While during the election campaign Mnangagwa has avoided mentioning Mugabe, his ZANU-PF party has said the main opposition leader, Nelson Chamisa of the Movement for Democratic Change Alliance, is the one closest to the former president.
In his final rally Saturday, Chamisa said he talks to Mugabe but there is no reason for the ruling ZANU-PF to disown “its old man.”
“We understand that Mugabe was wrong in some of his actions, but he was not alone, he was with Mnangagwa. But that is not my focus, the focus is not the past, the focus is the future,” he said. “Past mistakes we correct, past omissions we remedy, past omissions we relieve but when we move forward we ask those who ruled first, where they went wrong that’s how we solve things as we are moving forward.”
ZANU-PF supporters are divided about Mugabe.
“When I think of Mugabe’s time we had become slaves, housing stands were taken away from us.

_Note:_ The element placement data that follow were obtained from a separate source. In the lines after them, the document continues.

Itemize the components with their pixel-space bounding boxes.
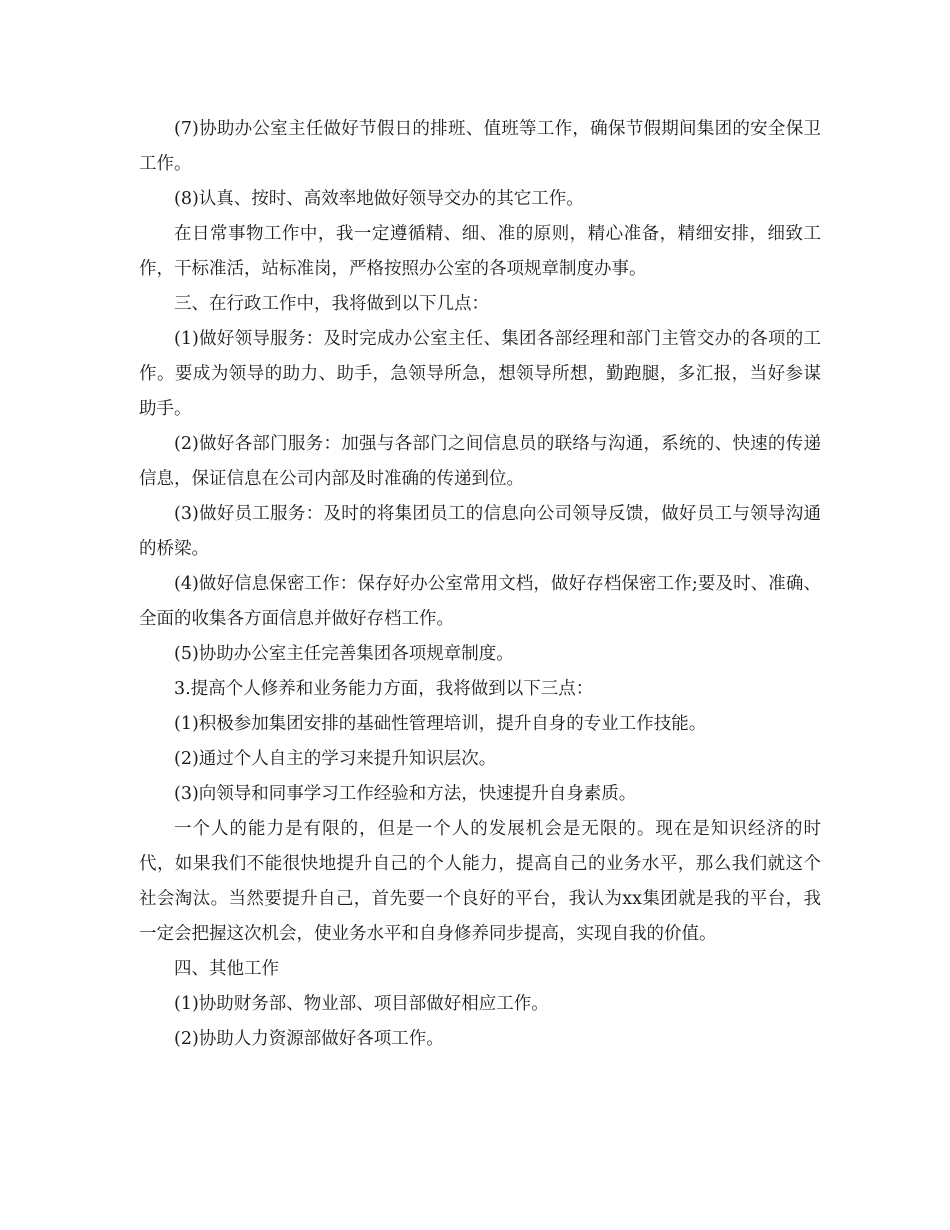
paragraph-confidentiality: (4)做好信息保密工作：保存好办公室常用文档，做好存档保密工作;要及时、准确、全面的收集各方面信息并做好存档工作。 (139, 574, 821, 629)
paragraph-learn-from-colleagues: (3)向领导和同事学习工作经验和方法，快速提升自身素质。 (174, 784, 637, 804)
heading-personal-development: 3.提高个人修养和业务能力方面，我将做到以下三点： (174, 679, 594, 699)
heading-other-work: 四、其他工作 (174, 959, 279, 979)
paragraph-leader-service: (1)做好领导服务：及时完成办公室主任、集团各部经理和部门主管交办的各项的工作。要成为领导的助力、助手，急领导所急，想领导所想，勤跑腿，多汇报，当好参谋助手。 (139, 329, 821, 419)
paragraph-self-study: (2)通过个人自主的学习来提升知识层次。 (174, 749, 497, 769)
paragraph-personal-growth: 一个人的能力是有限的，但是一个人的发展机会是无限的。现在是知识经济的时代，如果我们不能很快地提升自己的个人能力，提高自己的业务水平，那么我们就这个社会淘汰。当然要提升自己，首先要一个良好的平台，我认为xx集团就是我的平台，我一定会把握这次机会，使业务水平和自身修养同步提高，实现自我的价值。 (139, 819, 821, 944)
paragraph-employee-service: (3)做好员工服务：及时的将集团员工的信息向公司领导反馈，做好员工与领导沟通的桥梁。 (139, 504, 821, 559)
paragraph-daily-affairs: 在日常事物工作中，我一定遵循精、细、准的原则，精心准备，精细安排，细致工作，干标准活，站标准岗，严格按照办公室的各项规章制度办事。 (139, 224, 821, 279)
document-body (139, 112, 821, 1057)
paragraph-holiday-duty: (7)协助办公室主任做好节假日的排班、值班等工作，确保节假期间集团的安全保卫工作。 (139, 119, 821, 174)
paragraph-assist-hr: (2)协助人力资源部做好各项工作。 (174, 1029, 444, 1049)
paragraph-assist-departments: (1)协助财务部、物业部、项目部做好相应工作。 (174, 994, 549, 1014)
heading-administrative-work: 三、在行政工作中，我将做到以下几点： (174, 294, 489, 314)
paragraph-training: (1)积极参加集团安排的基础性管理培训，提升自身的专业工作技能。 (174, 714, 707, 734)
paragraph-other-tasks: (8)认真、按时、高效率地做好领导交办的其它工作。 (174, 189, 584, 209)
paragraph-department-service: (2)做好各部门服务：加强与各部门之间信息员的联络与沟通，系统的、快速的传递信息，保证信息在公司内部及时准确的传递到位。 (139, 434, 821, 489)
paragraph-regulations: (5)协助办公室主任完善集团各项规章制度。 (174, 644, 514, 664)
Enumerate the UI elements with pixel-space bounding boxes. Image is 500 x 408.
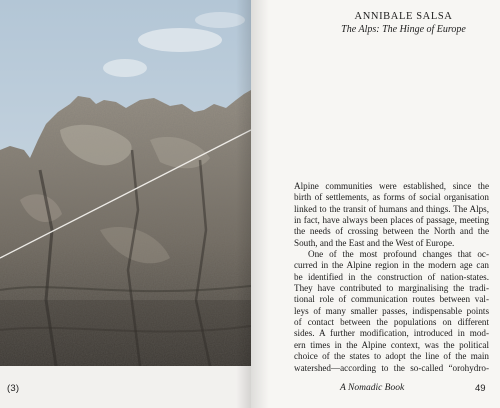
mountain-photo: [0, 0, 251, 366]
text-line: linked to the transit of humans and things. The Alps,: [294, 203, 489, 214]
left-page-number: (3): [7, 383, 20, 394]
text-line: birth of settlements, as forms of social organisation: [294, 192, 489, 203]
right-page: [251, 0, 500, 408]
text-line: South, and the East and the West of Europe.: [294, 237, 455, 248]
text-line: choice of the states to adopt the line of the main: [294, 351, 489, 362]
text-line: watershed—according to the so-called “orohydro-: [294, 362, 489, 373]
paragraph-2: [294, 249, 489, 374]
text-line: One of the most profound changes that oc-: [308, 249, 489, 260]
footer-book-title: A Nomadic Book: [340, 383, 405, 393]
text-line: in fact, have always been places of passage, meeting: [294, 215, 489, 226]
text-line: of contact between the populations on different: [294, 317, 489, 328]
text-line: the needs of crossing between the North and the: [294, 226, 489, 237]
text-line: ern times in the Alpine context, was the political: [294, 339, 489, 350]
text-line: They have contributed to marginalising the tradi-: [294, 283, 489, 294]
text-line: Alpine communities were established, since the: [294, 181, 489, 191]
text-line: leys of many smaller passes, indispensable points: [294, 305, 489, 316]
right-page-number: 49: [475, 383, 486, 394]
author-name: ANNIBALE SALSA: [354, 11, 453, 22]
running-head: [311, 10, 496, 36]
gutter-shadow-right: [251, 0, 269, 408]
rock-face-illustration: [0, 0, 251, 366]
body-text: [294, 181, 489, 374]
text-line: be identified in the construction of nation-states.: [294, 271, 489, 282]
text-line: tional role of communication routes between val-: [294, 294, 489, 305]
paragraph-1: [294, 181, 489, 249]
text-line: sides. A further modification, introduced in mod-: [294, 328, 489, 339]
essay-title: The Alps: The Hinge of Europe: [341, 24, 466, 35]
text-line: curred in the Alpine region in the modern age can: [294, 260, 489, 271]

This was painful and is still very painful to us, we feel that this is not good,” says Everson Chimungungu from Epworth, just outside Harare.

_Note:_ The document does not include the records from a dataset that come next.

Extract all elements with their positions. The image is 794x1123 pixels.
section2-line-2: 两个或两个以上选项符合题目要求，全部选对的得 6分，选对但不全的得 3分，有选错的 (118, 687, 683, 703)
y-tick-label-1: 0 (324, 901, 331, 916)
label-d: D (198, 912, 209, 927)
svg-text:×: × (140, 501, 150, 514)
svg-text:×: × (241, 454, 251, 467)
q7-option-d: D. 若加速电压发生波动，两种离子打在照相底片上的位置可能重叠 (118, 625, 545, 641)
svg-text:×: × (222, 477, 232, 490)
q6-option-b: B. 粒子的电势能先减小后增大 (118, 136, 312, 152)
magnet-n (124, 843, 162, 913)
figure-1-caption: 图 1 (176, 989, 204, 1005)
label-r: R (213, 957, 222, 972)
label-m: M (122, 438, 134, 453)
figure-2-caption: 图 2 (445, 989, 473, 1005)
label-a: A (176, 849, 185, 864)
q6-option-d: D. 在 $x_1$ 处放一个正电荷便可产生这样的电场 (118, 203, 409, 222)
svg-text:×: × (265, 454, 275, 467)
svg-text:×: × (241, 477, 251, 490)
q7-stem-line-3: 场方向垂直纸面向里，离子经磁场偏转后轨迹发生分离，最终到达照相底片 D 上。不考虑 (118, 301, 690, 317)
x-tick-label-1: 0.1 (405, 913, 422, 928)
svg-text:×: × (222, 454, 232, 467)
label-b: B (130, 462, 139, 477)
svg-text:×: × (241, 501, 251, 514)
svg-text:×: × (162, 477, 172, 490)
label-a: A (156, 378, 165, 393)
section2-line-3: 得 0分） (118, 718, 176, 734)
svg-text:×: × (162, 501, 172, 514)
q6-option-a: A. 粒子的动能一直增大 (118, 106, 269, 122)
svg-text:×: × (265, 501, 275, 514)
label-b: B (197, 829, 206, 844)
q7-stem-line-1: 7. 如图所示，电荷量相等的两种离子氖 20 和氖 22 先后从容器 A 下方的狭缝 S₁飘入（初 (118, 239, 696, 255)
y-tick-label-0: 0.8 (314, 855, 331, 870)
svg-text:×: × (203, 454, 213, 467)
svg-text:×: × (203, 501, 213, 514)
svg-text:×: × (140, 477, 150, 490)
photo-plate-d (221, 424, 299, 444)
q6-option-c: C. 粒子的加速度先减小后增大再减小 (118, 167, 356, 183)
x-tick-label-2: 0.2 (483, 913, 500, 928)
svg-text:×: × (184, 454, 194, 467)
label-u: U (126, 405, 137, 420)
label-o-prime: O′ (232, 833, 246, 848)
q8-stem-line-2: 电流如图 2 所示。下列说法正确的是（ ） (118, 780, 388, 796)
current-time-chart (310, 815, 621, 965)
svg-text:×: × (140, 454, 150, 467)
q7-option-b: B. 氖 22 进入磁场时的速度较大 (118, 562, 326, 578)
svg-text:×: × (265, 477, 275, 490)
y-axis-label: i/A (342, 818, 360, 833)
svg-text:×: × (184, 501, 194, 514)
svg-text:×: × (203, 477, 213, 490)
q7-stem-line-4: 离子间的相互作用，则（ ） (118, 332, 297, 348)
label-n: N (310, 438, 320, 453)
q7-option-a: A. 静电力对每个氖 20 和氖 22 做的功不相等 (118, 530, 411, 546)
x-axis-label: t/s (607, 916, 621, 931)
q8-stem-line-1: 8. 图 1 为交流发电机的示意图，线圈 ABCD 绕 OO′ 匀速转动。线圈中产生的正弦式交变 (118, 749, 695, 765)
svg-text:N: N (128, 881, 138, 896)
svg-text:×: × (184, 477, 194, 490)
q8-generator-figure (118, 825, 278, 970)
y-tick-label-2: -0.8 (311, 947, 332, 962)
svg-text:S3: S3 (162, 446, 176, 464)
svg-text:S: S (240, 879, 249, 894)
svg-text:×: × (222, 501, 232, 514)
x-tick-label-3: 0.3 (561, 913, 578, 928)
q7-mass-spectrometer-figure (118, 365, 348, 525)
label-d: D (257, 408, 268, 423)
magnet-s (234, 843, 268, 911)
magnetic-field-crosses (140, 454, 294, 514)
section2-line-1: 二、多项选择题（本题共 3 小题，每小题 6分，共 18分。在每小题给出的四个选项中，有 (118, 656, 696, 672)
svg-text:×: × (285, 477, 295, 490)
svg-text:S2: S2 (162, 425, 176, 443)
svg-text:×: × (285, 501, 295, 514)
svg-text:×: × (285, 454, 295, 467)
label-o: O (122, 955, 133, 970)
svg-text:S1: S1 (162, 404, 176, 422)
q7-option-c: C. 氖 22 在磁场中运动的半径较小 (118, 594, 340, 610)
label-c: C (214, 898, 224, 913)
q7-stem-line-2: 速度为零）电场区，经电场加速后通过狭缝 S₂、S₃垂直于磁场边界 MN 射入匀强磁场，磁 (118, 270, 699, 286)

“I don’t want to hear about Mugabe because I’m now 48 years old and I feel that he is responsible for who I have become because I have never worked in my life,” said Zvichemo Homani from Mutoko, about 200 km east of Harare.
And 73-year-old Helen Katandika from Arcturus mining-farming area just outside Harare who says she will vote for Mnangagwa.
“During the Mugabe era we were living quite well here because we have our land,” she said. “We are fairly outsiders when it comes to whether Mugabe rule was good or bad, it was amongst his colleagues in Harare who saw that he was old and needed him to retire.”
While the ZANU-PF party might try to disown Mugabe, Alexander Rusero, a senior lecturer of journalism and international politics at Harare Polytechnic College says this election is crucial for Mnangagwa.
“ZANU-PF is trying to legitimize itself because by and large what happened after the ouster of Robert Mugabe you have a government that has questionable legitimacy, political legitimacy this government desperately needs,” he said. “Mnangagwa is in desperate need of endorsement to say that at least we are governing through the concern of the people, through the consent of the electorate, so this election is equally important to them should they win it because it will clear the dark episode of what happened in November.”
Results of Monday’s first post-Mugabe general election are expected by Saturday.